Indústria mostra recuperação ainda lenta

Reflexão dos editores deste portal

Ao que tudo indica, a indústria brasileira começa um processo definitivo de recuperação. Pelo menos é o mostram os dados da Pesquisa Industrial Mensal (PIM) divulgados pelo IBGE, que registram que a produção industrial do país avançou 0,2% no mês de novembro passado, pouco acima das analises prévias de economistas.

Diante desse desempenho, a indústria brasileira acumulou crescimento de 2,3% em 2017, com aumento de 2,2% nos 12 meses encerrados em novembro. Neste caso, é o melhor resultado em quatro anos nessa base de comparação.

Segundo o IBGE, os principais resultados foram obtidos no setor de produtos farmoquímicos (6,5%), papel e celulose (+2,3%), metalurgia (+2,2%), perfumaria e higiene (+1,9%), produtos alimentício (+0,7%). Grande parte desses números reverte quedas anteriores e reforça a avaliação de que a indústria está mais forte e que o pior da crise está ficando para trás.

De outubro para novembro, foram observadas altas nas produções de bens intermediários, ou seja, os insumos industrializados para o setor produtivo (1,4%) e de bens de consumo duráveis (2,5%). Os bens de capital, isto é, as máquinas e equipamentos, se mantiveram estáveis de um mês para o outro, enquanto os bens de consumo semi e não duráveis recuaram 1,6%.
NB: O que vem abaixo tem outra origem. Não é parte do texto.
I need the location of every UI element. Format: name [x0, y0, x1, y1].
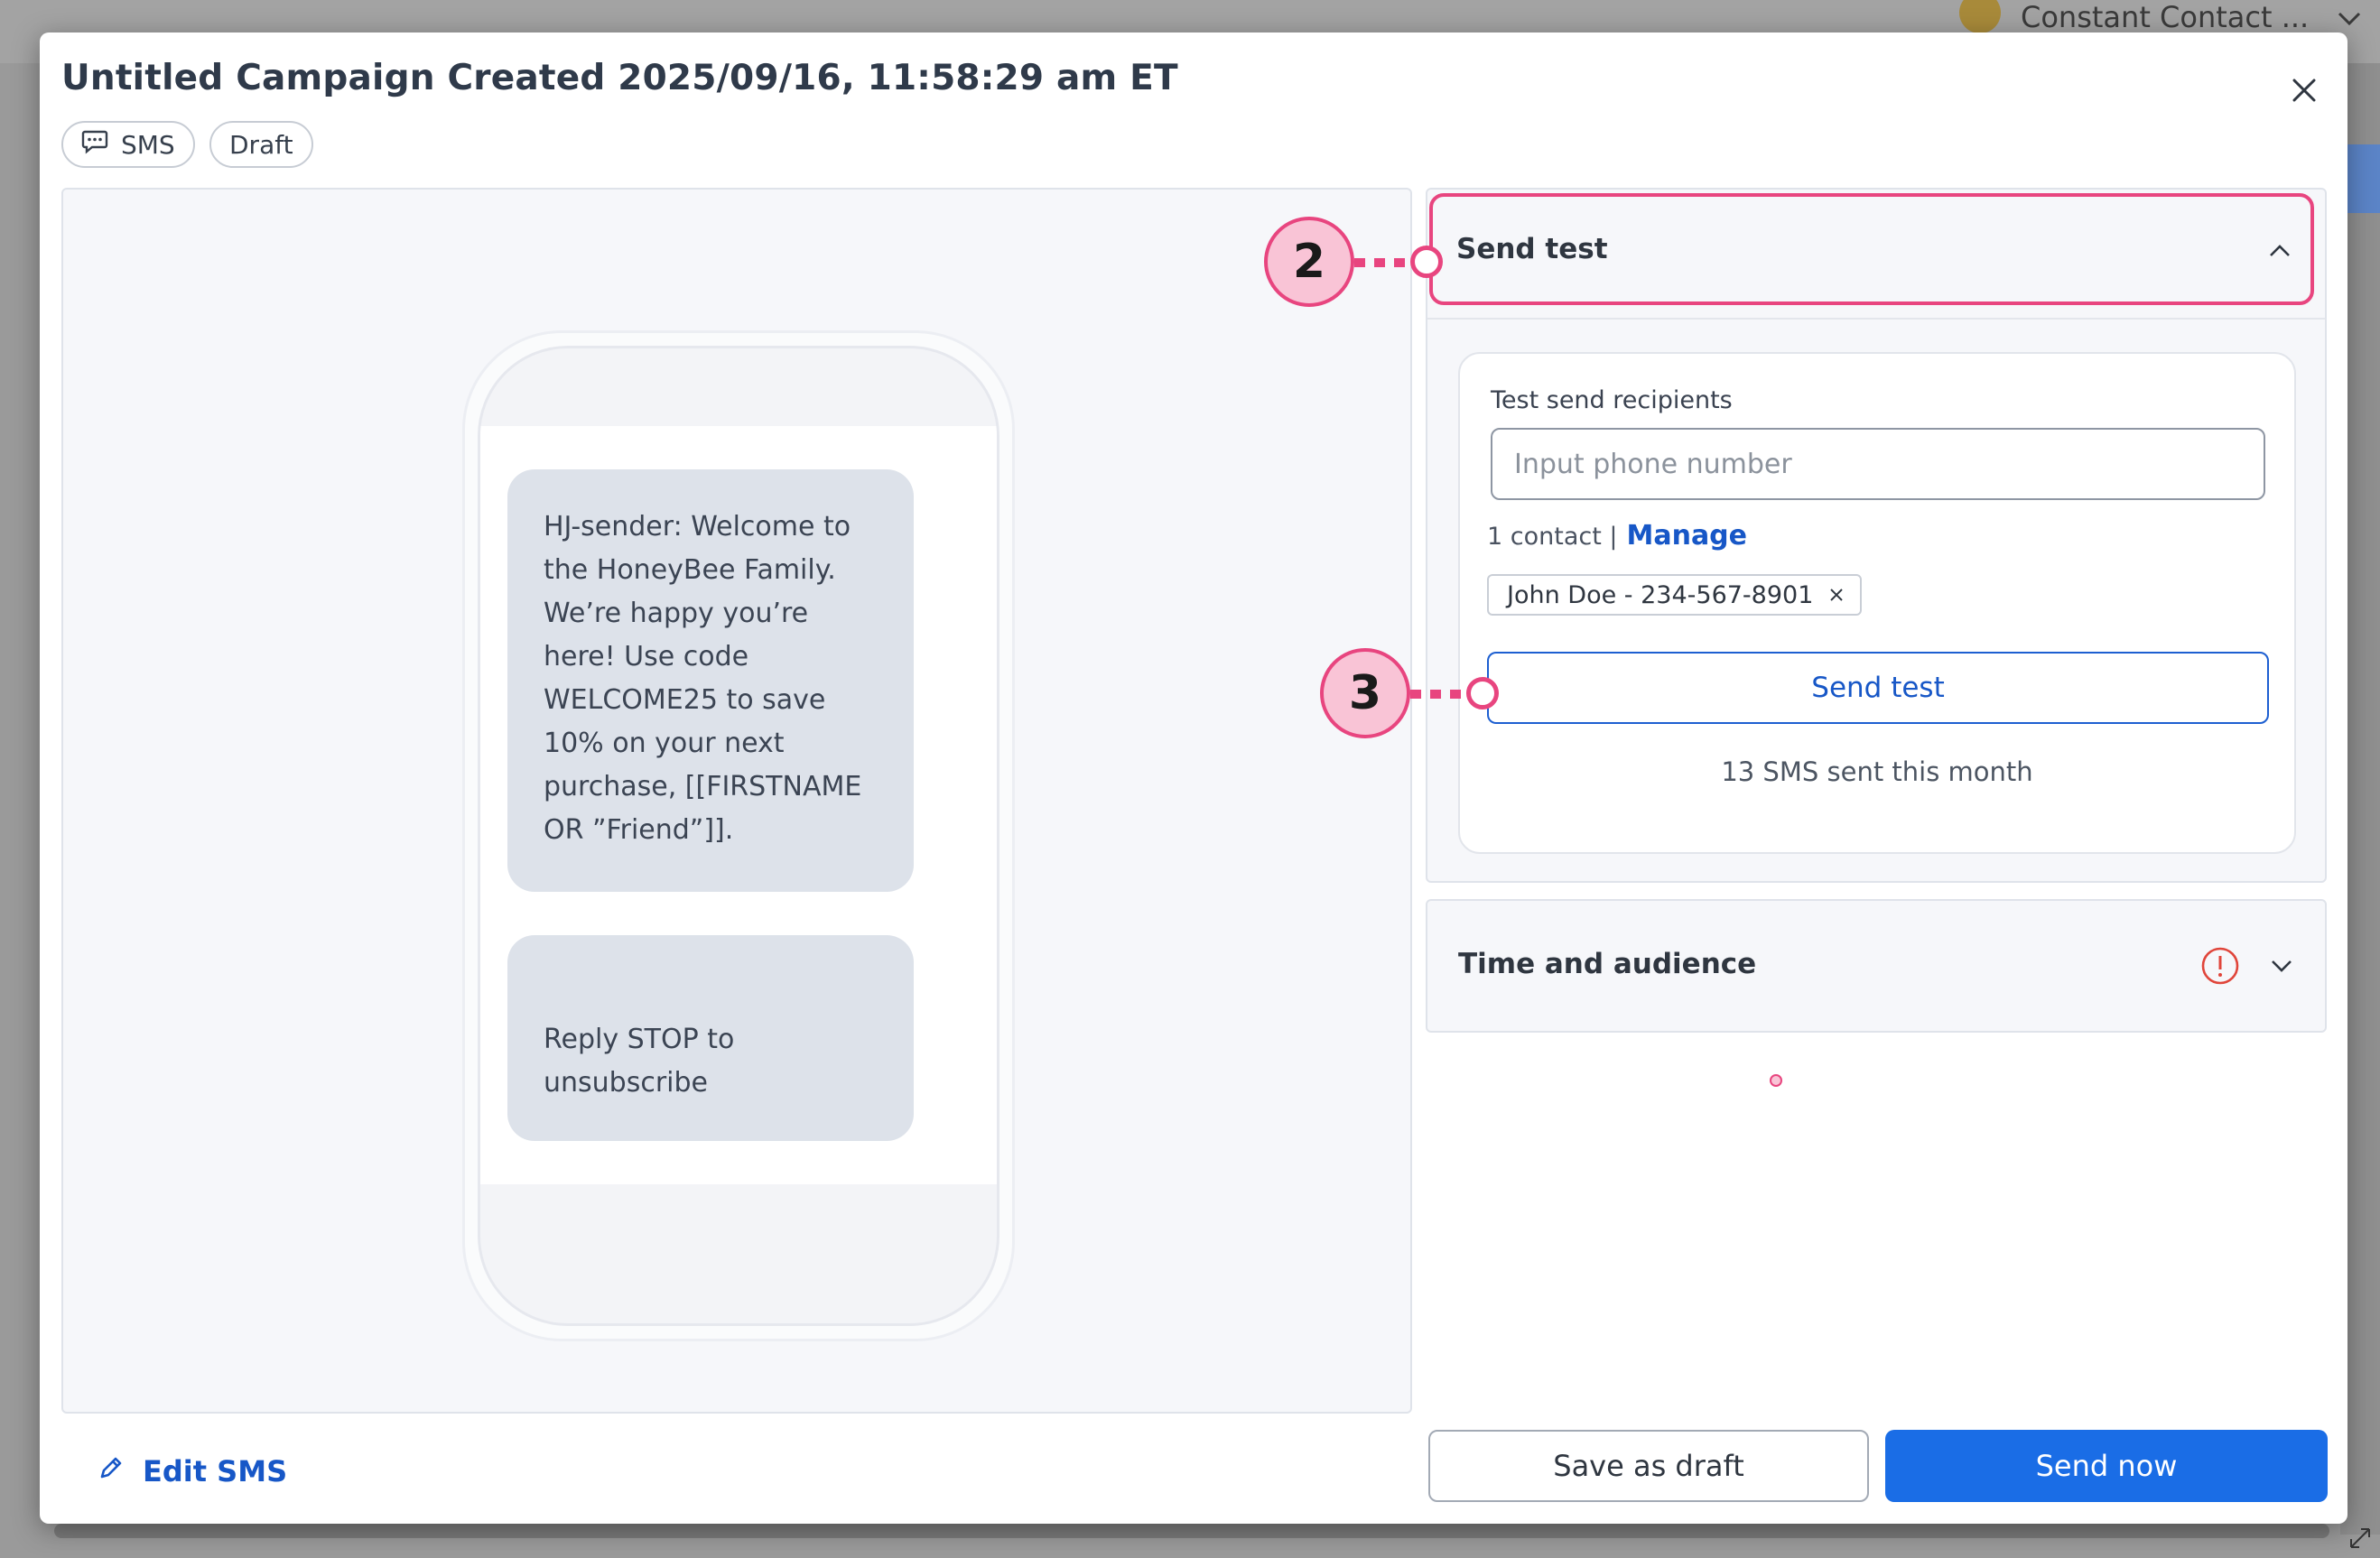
- sms-chip: SMS: [61, 121, 195, 168]
- modal-title: Untitled Campaign Created 2025/09/16, 11…: [61, 58, 1178, 98]
- send-test-header[interactable]: Send test: [1426, 188, 2327, 316]
- message-bubble: Reply STOP to unsubscribe: [507, 935, 914, 1141]
- phone-mockup: HJ-sender: Welcome to the HoneyBee Famil…: [462, 330, 1015, 1341]
- manage-link[interactable]: Manage: [1626, 520, 1747, 552]
- account-menu[interactable]: Constant Contact ...: [1959, 0, 2361, 34]
- send-now-button[interactable]: Send now: [1885, 1430, 2328, 1502]
- annotation-step-2: 2: [1264, 217, 1354, 307]
- send-test-button[interactable]: Send test: [1487, 652, 2269, 724]
- account-name: Constant Contact ...: [2021, 0, 2310, 34]
- sms-usage-count: 13 SMS sent this month: [1721, 756, 2033, 787]
- resize-icon[interactable]: [2344, 1522, 2376, 1554]
- avatar: [1959, 0, 2001, 33]
- draft-chip-label: Draft: [229, 129, 293, 160]
- close-icon: [2292, 78, 2317, 107]
- recipient-chip: John Doe - 234-567-8901: [1487, 574, 1863, 616]
- contact-summary: 1 contact | Manage: [1487, 520, 1747, 552]
- sms-chip-label: SMS: [121, 129, 175, 160]
- edit-sms-link[interactable]: Edit SMS: [98, 1450, 287, 1493]
- draft-chip: Draft: [209, 121, 313, 168]
- send-test-section: Send test Test send recipients 1 contact…: [1426, 188, 2327, 883]
- phone-frame: HJ-sender: Welcome to the HoneyBee Famil…: [478, 346, 999, 1326]
- time-and-audience-title: Time and audience: [1458, 948, 1757, 980]
- phone-number-input[interactable]: [1491, 428, 2265, 500]
- annotation-dot: [1770, 1074, 1782, 1087]
- phone-screen: HJ-sender: Welcome to the HoneyBee Famil…: [480, 426, 997, 1184]
- save-as-draft-button[interactable]: Save as draft: [1428, 1430, 1869, 1502]
- annotation-marker: [1466, 677, 1499, 709]
- message-bubble: HJ-sender: Welcome to the HoneyBee Famil…: [507, 469, 914, 892]
- edit-sms-label: Edit SMS: [143, 1454, 288, 1488]
- annotation-connector: [1410, 690, 1468, 699]
- test-recipients-card: Test send recipients 1 contact | Manage …: [1458, 352, 2296, 854]
- annotation-connector: [1354, 258, 1418, 267]
- annotation-marker: [1410, 246, 1443, 278]
- send-test-title: Send test: [1456, 233, 1608, 265]
- remove-x-icon[interactable]: [1829, 588, 1844, 602]
- annotation-step-3: 3: [1320, 648, 1410, 738]
- chevron-down-icon: [2338, 3, 2361, 32]
- background-blue-button: [2346, 144, 2380, 213]
- chevron-up-icon[interactable]: [2262, 233, 2298, 269]
- time-and-audience-section[interactable]: Time and audience: [1426, 899, 2327, 1033]
- campaign-modal: Untitled Campaign Created 2025/09/16, 11…: [40, 32, 2347, 1524]
- warning-icon: [2201, 947, 2239, 985]
- recipients-label: Test send recipients: [1491, 386, 1733, 414]
- contact-count: 1 contact |: [1487, 523, 1618, 551]
- close-button[interactable]: [2277, 65, 2331, 119]
- sms-preview-panel: HJ-sender: Welcome to the HoneyBee Famil…: [61, 188, 1412, 1414]
- chat-bubble-icon: [81, 129, 108, 161]
- chevron-down-icon[interactable]: [2264, 948, 2300, 984]
- background-scrollbar: [54, 1524, 2329, 1538]
- recipient-label: John Doe - 234-567-8901: [1507, 580, 1814, 609]
- pencil-icon: [98, 1454, 125, 1488]
- divider: [1427, 318, 2325, 320]
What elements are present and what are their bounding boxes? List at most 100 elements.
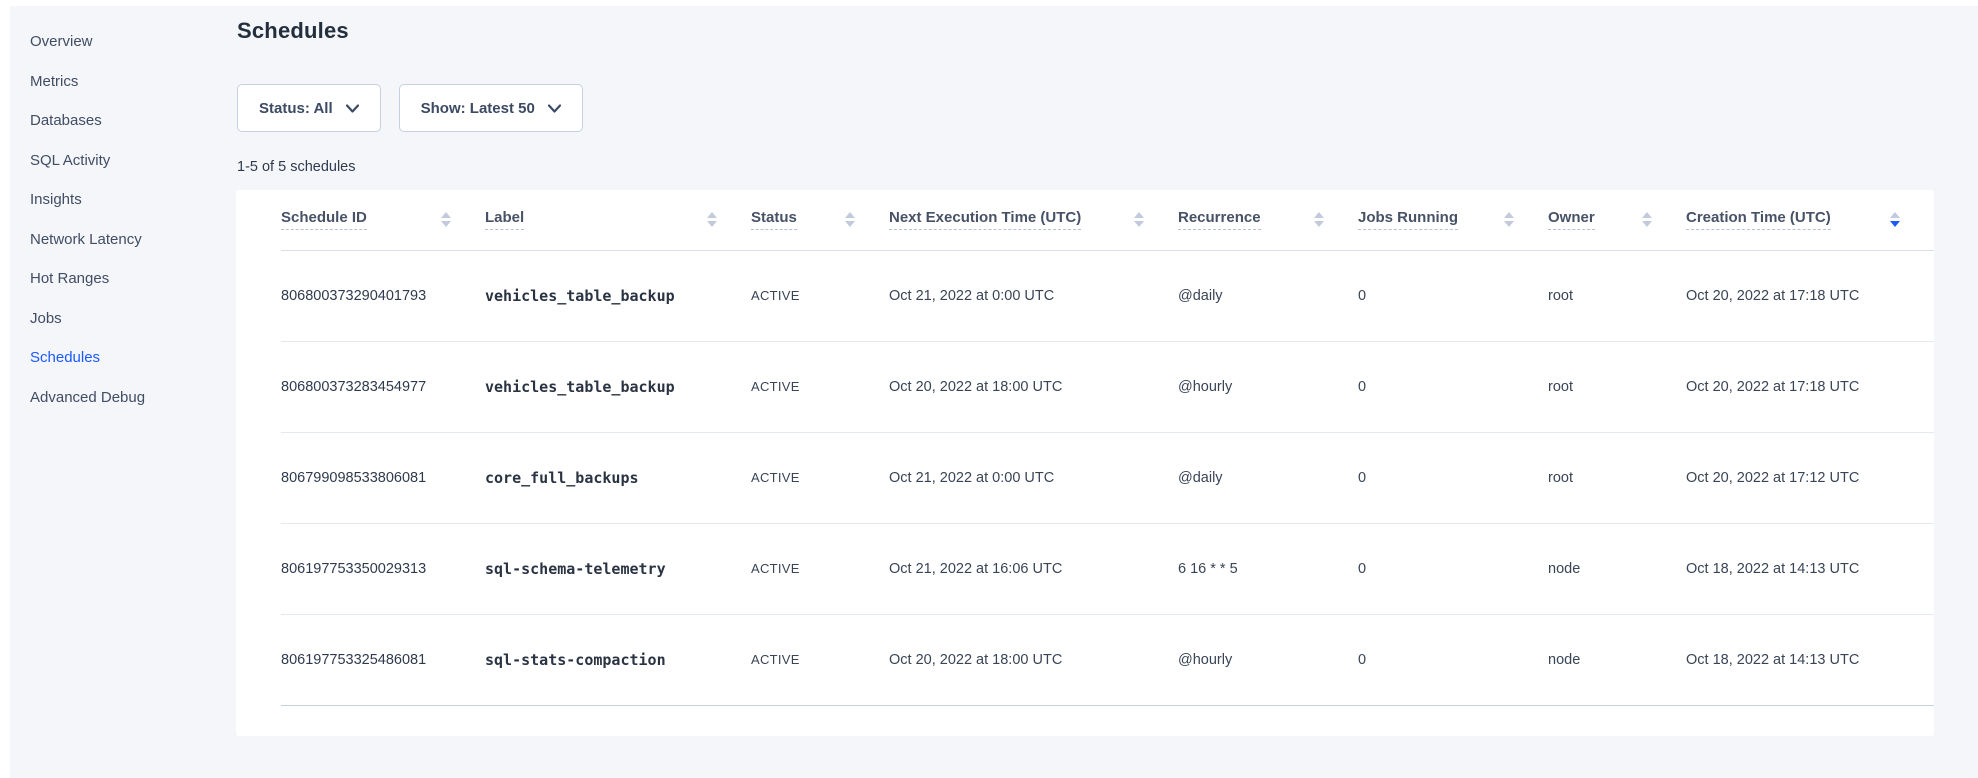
sidebar-item-label: Overview [30,33,93,50]
sort-asc-icon[interactable] [707,212,717,218]
cell-id: 806197753350029313 [281,523,485,614]
chevron-down-icon [346,104,359,113]
cell-creation-time: Oct 20, 2022 at 17:12 UTC [1686,432,1934,523]
cell-recurrence: @daily [1178,432,1358,523]
cell-text: Oct 18, 2022 at 14:13 UTC [1686,561,1859,577]
cell-label: vehicles_table_backup [485,250,751,341]
sidebar-item-databases[interactable]: Databases [30,101,236,141]
cell-text: Oct 18, 2022 at 14:13 UTC [1686,652,1859,668]
sort-desc-icon[interactable] [1890,221,1900,227]
window-edge-top [0,0,1978,6]
filters-row: Status: All Show: Latest 50 [237,84,583,132]
cell-text: sql-schema-telemetry [485,560,666,578]
column-header-schedule-id[interactable]: Schedule ID [281,190,485,250]
sidebar-item-overview[interactable]: Overview [30,22,236,62]
table-row: 806197753350029313sql-schema-telemetryAC… [281,523,1934,614]
column-header-label: Owner [1548,209,1595,230]
sort-icons[interactable] [1314,212,1324,227]
sort-desc-icon[interactable] [707,221,717,227]
sidebar-item-schedules[interactable]: Schedules [30,338,236,378]
cell-creation-time: Oct 20, 2022 at 17:18 UTC [1686,341,1934,432]
cell-next-execution: Oct 20, 2022 at 18:00 UTC [889,614,1178,705]
cell-next-execution: Oct 20, 2022 at 18:00 UTC [889,341,1178,432]
column-header-label: Status [751,209,797,230]
sort-asc-icon[interactable] [1134,212,1144,218]
sidebar-item-label: Schedules [30,349,100,366]
cell-label: core_full_backups [485,432,751,523]
cell-owner: root [1548,432,1686,523]
cell-text: Oct 21, 2022 at 0:00 UTC [889,288,1054,304]
cell-id: 806800373283454977 [281,341,485,432]
sort-asc-icon[interactable] [1314,212,1324,218]
sort-icons[interactable] [845,212,855,227]
sidebar-item-insights[interactable]: Insights [30,180,236,220]
cell-creation-time: Oct 20, 2022 at 17:18 UTC [1686,250,1934,341]
sidebar-item-advanced-debug[interactable]: Advanced Debug [30,378,236,418]
status-filter-label: Status: All [259,100,333,117]
column-header-next-execution-time-utc[interactable]: Next Execution Time (UTC) [889,190,1178,250]
cell-jobs-running: 0 [1358,341,1548,432]
cell-text: 806197753350029313 [281,561,426,577]
table-row: 806800373283454977vehicles_table_backupA… [281,341,1934,432]
sort-desc-icon[interactable] [1642,221,1652,227]
cell-owner: root [1548,341,1686,432]
sort-asc-icon[interactable] [1890,212,1900,218]
sidebar-item-sql-activity[interactable]: SQL Activity [30,141,236,181]
sidebar-item-network-latency[interactable]: Network Latency [30,220,236,260]
sidebar-item-hot-ranges[interactable]: Hot Ranges [30,259,236,299]
column-header-owner[interactable]: Owner [1548,190,1686,250]
sort-asc-icon[interactable] [845,212,855,218]
cell-id: 806799098533806081 [281,432,485,523]
sort-desc-icon[interactable] [1504,221,1514,227]
sort-icons[interactable] [441,212,451,227]
sort-asc-icon[interactable] [1504,212,1514,218]
column-header-status[interactable]: Status [751,190,889,250]
sidebar-item-jobs[interactable]: Jobs [30,299,236,339]
sort-icons[interactable] [1890,212,1900,227]
schedules-table-card: Schedule IDLabelStatus Next Execution Tim… [236,190,1934,736]
sidebar-item-metrics[interactable]: Metrics [30,62,236,102]
column-header-jobs-running[interactable]: Jobs Running [1358,190,1548,250]
sidebar-item-label: SQL Activity [30,152,110,169]
sort-desc-icon[interactable] [1134,221,1144,227]
sidebar-item-label: Hot Ranges [30,270,109,287]
cell-text: node [1548,561,1580,577]
column-header-recurrence[interactable]: Recurrence [1178,190,1358,250]
column-header-creation-time-utc[interactable]: Creation Time (UTC) [1686,190,1934,250]
column-header-label[interactable]: Label [485,190,751,250]
chevron-down-icon [548,104,561,113]
cell-owner: node [1548,523,1686,614]
cell-owner: node [1548,614,1686,705]
cell-text: Oct 20, 2022 at 17:18 UTC [1686,288,1859,304]
cell-next-execution: Oct 21, 2022 at 0:00 UTC [889,250,1178,341]
cell-creation-time: Oct 18, 2022 at 14:13 UTC [1686,523,1934,614]
sort-asc-icon[interactable] [441,212,451,218]
status-filter-dropdown[interactable]: Status: All [237,84,381,132]
cell-text: 806197753325486081 [281,652,426,668]
cell-text: ACTIVE [751,470,800,485]
sort-icons[interactable] [707,212,717,227]
sidebar-item-label: Databases [30,112,102,129]
sort-icons[interactable] [1134,212,1144,227]
cell-text: 0 [1358,379,1366,395]
results-count: 1-5 of 5 schedules [237,159,356,175]
cell-recurrence: @daily [1178,250,1358,341]
sort-desc-icon[interactable] [1314,221,1324,227]
column-header-label: Recurrence [1178,209,1261,230]
sort-icons[interactable] [1504,212,1514,227]
cell-text: vehicles_table_backup [485,378,675,396]
cell-status: ACTIVE [751,250,889,341]
sort-asc-icon[interactable] [1642,212,1652,218]
sort-icons[interactable] [1642,212,1652,227]
sidebar-item-label: Jobs [30,310,62,327]
table-header-row: Schedule IDLabelStatus Next Execution Tim… [281,190,1934,250]
sort-desc-icon[interactable] [441,221,451,227]
sort-desc-icon[interactable] [845,221,855,227]
cell-text: ACTIVE [751,652,800,667]
show-filter-dropdown[interactable]: Show: Latest 50 [399,84,583,132]
cell-next-execution: Oct 21, 2022 at 16:06 UTC [889,523,1178,614]
cell-label: sql-stats-compaction [485,614,751,705]
cell-text: Oct 21, 2022 at 0:00 UTC [889,470,1054,486]
cell-text: @hourly [1178,379,1232,395]
cell-id: 806197753325486081 [281,614,485,705]
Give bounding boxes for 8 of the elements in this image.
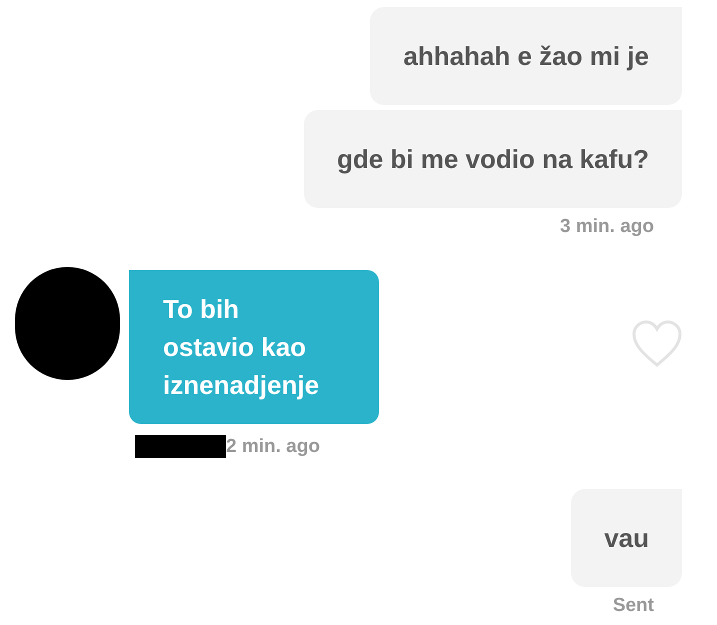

Ouros segmentos que apresentaram redução em novembro: o setor de bebidas (-5,7%) teve o principal impacto negativo sobre a média global da indústria. Também apresentaram quedas relevantes os setores de artigos de vestuário e acessórios (-5,8%), máquinas e equipamentos (-1,4%) e veículos automotores, reboques e carrocerias (-0,7%).

Como disse o coordenador de indústria do IBGE, André Macedo, são resultados que mostram que a indústria está se recuperando, mas de forma gradual e lenta. Ele lembra que o setor ainda está muito distante de retomar as perdas dos últimos anos.

Entretanto, a nosso ver, para efetivar esta recuperação, é preciso que o país crie as condições para garantir a continuidade dos investimentos privados na produção e na infraestrutura. E isso – como defendem os empresários – depende da reforma da Previdência e outras medidas estruturais que possam garantir o equilíbrio permanente das contas públicas e o ambiente de negócios.